Einen ganz anderen Aspekt der Wissensgeschichte des Lichts behandelt der Kunsthistoriker Hilmar Frank, dessen bemerkenswerter Beitrag die wissenschaftliche Auseinandersetzung mit den Bedingungen und Möglichkeiten der künstlerischen Nachahmung natürlicher Licht- bzw. Helligkeitsverhältnisse vom 17. bis an die Wende zum 20. Jahrhundert nachzeichnet. Lange bevor die physikalische Optik, die philosophische Ästhetik und später die Physiologie erklären konnten, wie Gemälde trotz ihrer erheblich geringeren Leuchtdichte natürliche Lichtverhältnisse nachahmen können, war dieses Phänomen Frank zufolge Teil des künstlerischen Erfahrungswissens. Es gehört dabei zu den ironischen Pointen dieser Geschichte, dass gerade der Einsatz von Instrumenten, die das urteilsschwache Auge ersetzen sollten und auf deren Messungen sich die Bildkritik gründete, den wesentlichen Anteil des Auges am Helligkeitseindruck übersehen lässt. Als die Sinnesphysiologie der Moderne schließlich entdeckte, dass der Eindruck natürlicher Lichtverhältnisse im Bild häufig durch eine deutliche Abweichung von diesen erreicht wird, hatte die Malerei den Weg der Mimesis bereits verlassen, während das neuartige optische Wissen in die Filmtechnik einging.

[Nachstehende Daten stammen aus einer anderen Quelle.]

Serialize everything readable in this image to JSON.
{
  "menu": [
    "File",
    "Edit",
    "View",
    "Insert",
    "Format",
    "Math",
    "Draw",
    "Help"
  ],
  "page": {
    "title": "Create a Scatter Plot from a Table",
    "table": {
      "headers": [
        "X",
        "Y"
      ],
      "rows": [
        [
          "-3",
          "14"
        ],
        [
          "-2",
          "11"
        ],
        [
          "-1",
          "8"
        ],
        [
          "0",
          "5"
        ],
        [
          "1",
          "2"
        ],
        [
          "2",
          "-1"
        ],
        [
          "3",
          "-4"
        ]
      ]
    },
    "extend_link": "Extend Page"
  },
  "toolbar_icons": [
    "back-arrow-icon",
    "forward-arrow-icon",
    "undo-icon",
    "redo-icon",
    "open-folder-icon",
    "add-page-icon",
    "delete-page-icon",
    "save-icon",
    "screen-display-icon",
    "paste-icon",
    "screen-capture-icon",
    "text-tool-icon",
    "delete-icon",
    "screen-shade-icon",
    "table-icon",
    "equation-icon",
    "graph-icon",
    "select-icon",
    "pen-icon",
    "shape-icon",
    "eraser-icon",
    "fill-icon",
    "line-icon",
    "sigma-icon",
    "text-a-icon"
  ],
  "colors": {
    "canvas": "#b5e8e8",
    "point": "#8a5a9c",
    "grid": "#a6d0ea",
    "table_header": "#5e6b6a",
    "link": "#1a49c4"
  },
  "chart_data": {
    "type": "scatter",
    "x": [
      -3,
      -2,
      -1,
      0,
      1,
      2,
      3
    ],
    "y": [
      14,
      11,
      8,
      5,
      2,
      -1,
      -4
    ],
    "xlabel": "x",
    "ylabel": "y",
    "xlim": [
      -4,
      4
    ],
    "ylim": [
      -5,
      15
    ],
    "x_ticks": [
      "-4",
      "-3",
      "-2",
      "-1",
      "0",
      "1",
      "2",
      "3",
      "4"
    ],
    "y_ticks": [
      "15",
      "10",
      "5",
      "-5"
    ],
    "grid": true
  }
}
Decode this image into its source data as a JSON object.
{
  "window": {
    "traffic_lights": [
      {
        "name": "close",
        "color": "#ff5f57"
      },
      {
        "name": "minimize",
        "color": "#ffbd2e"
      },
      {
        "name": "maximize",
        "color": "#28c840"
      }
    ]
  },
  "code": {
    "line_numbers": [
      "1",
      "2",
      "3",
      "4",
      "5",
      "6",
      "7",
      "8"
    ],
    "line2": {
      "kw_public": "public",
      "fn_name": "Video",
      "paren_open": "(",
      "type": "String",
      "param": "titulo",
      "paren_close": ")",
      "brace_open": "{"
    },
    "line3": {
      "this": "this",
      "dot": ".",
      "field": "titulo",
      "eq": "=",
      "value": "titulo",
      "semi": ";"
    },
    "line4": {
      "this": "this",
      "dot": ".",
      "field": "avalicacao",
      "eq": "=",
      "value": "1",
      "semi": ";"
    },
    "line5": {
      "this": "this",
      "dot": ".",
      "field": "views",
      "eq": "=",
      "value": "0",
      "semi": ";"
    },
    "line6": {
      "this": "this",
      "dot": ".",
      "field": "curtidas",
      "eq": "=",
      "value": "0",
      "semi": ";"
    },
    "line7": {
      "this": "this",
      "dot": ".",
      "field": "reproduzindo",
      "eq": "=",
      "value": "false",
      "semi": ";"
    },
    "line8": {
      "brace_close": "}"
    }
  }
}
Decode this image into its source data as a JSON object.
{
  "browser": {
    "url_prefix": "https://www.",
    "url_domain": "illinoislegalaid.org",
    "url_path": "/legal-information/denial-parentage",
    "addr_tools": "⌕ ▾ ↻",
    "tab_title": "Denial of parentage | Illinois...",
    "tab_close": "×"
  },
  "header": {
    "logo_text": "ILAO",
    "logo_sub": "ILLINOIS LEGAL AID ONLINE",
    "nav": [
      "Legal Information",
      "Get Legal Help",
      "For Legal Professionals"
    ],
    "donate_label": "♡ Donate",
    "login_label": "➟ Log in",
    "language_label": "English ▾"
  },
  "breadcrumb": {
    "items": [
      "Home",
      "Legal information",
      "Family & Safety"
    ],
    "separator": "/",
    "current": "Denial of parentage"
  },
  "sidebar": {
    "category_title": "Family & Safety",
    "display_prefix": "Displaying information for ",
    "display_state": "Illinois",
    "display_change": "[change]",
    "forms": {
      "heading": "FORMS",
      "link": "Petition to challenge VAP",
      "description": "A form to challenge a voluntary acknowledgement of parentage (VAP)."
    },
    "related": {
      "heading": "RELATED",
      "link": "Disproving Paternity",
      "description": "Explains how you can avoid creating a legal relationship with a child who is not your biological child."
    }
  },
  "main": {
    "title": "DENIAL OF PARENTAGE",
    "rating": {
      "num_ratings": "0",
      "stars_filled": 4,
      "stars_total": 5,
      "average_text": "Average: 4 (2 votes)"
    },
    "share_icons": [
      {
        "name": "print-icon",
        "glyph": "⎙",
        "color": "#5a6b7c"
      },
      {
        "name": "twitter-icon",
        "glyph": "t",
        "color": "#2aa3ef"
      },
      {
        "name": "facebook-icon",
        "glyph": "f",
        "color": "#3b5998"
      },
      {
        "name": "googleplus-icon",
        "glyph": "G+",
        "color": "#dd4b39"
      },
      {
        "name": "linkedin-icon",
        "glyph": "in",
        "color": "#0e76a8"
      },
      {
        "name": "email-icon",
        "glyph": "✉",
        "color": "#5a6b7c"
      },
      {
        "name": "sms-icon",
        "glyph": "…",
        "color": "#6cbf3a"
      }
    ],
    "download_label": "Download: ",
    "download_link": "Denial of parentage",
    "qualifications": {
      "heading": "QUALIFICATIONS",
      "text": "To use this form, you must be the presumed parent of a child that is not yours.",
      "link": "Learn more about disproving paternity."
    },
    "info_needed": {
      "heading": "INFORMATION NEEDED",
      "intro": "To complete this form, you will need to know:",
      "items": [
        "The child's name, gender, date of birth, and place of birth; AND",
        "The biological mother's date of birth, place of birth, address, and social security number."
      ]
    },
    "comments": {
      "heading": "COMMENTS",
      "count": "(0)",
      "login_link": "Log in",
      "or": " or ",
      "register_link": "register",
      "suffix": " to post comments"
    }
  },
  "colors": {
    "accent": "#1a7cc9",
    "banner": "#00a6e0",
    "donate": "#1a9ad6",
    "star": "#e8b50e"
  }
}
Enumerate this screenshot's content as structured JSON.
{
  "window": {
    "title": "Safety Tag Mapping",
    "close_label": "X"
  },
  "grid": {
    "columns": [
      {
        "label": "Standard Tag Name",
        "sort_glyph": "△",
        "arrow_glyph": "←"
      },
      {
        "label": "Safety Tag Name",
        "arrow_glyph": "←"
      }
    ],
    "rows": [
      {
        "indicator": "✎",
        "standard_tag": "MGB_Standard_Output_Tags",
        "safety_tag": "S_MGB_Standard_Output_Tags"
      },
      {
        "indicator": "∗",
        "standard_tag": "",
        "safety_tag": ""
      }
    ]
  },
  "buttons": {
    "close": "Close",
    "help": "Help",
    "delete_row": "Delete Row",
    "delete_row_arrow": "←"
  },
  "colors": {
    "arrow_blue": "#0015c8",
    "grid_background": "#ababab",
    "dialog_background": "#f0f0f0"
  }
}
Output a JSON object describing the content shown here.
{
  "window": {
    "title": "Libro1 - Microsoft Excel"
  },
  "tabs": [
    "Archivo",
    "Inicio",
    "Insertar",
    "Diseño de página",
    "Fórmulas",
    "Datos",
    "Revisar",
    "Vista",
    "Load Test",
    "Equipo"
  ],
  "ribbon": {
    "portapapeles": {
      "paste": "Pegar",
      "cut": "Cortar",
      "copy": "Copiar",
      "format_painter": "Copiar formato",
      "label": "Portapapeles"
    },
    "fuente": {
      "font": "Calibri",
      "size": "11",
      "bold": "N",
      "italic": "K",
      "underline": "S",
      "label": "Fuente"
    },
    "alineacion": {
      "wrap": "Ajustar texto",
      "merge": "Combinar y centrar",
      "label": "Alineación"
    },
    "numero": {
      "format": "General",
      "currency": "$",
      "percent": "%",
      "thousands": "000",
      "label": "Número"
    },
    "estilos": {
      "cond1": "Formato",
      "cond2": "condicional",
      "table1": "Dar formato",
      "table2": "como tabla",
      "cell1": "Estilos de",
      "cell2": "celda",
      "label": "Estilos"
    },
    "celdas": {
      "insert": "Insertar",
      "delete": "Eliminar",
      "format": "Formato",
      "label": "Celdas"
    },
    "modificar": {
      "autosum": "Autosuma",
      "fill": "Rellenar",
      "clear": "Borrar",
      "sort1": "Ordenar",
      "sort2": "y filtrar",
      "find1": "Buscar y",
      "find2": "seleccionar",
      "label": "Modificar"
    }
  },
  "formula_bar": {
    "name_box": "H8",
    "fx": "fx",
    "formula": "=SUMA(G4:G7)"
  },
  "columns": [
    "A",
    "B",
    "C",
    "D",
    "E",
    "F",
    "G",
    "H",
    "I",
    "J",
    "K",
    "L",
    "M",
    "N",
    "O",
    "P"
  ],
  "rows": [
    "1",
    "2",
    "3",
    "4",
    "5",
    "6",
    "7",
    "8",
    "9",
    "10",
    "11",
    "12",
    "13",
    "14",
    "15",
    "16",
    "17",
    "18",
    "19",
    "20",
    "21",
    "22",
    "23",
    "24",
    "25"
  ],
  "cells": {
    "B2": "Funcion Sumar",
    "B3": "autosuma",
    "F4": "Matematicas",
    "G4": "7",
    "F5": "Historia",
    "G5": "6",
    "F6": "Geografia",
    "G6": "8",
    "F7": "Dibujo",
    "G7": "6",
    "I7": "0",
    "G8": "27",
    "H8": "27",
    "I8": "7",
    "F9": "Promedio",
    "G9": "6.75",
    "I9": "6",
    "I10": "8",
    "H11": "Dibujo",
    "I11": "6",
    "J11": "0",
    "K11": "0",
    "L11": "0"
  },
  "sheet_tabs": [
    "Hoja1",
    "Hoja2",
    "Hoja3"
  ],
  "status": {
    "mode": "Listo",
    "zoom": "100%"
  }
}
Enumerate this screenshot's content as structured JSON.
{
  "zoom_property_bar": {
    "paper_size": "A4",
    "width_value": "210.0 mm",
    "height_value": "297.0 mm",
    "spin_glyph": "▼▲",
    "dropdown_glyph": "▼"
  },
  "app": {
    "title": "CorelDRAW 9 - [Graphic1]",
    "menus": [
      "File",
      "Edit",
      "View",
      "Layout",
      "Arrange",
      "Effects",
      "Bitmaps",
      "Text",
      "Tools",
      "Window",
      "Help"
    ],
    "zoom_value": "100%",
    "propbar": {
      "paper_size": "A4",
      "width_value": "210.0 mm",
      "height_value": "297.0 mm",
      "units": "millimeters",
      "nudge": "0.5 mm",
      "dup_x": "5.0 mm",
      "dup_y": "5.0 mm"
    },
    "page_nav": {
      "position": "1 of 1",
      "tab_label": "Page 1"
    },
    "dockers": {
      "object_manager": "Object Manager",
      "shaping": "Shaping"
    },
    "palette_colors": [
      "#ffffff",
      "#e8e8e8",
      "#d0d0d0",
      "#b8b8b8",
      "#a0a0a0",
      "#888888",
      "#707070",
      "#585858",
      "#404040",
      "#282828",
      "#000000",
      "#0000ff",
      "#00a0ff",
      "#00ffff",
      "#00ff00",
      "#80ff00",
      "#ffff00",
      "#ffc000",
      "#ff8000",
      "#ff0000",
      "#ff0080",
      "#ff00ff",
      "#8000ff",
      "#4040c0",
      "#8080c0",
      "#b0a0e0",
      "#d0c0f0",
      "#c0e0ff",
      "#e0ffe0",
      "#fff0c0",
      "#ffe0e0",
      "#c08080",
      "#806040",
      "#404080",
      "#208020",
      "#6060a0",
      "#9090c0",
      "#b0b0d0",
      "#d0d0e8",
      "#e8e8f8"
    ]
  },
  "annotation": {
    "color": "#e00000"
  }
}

Auch der Rembrandt-Spezialist Ernst van de Wetering konstatiert ein Primat des Künstlerwissens vom Licht, das er anhand einiger Bilder des niederländischen Meisters rekonstruiert. Van de Wetering gibt dem Leitbegriff der „Lichtgefüge“ dadurch eine Wendung, dass er damit das Zusammenwirken der unterschiedlichen Arten der Beleuchtung und Reflexion innerhalb des Bildes bezeichnet. Dabei besticht der Beitrag durch die Aufschlüsselung der vielfältigen Gestaltungsweisen des gemalten Lichts, die durch ihre illusionistische Wirkung häufig übersehen werden.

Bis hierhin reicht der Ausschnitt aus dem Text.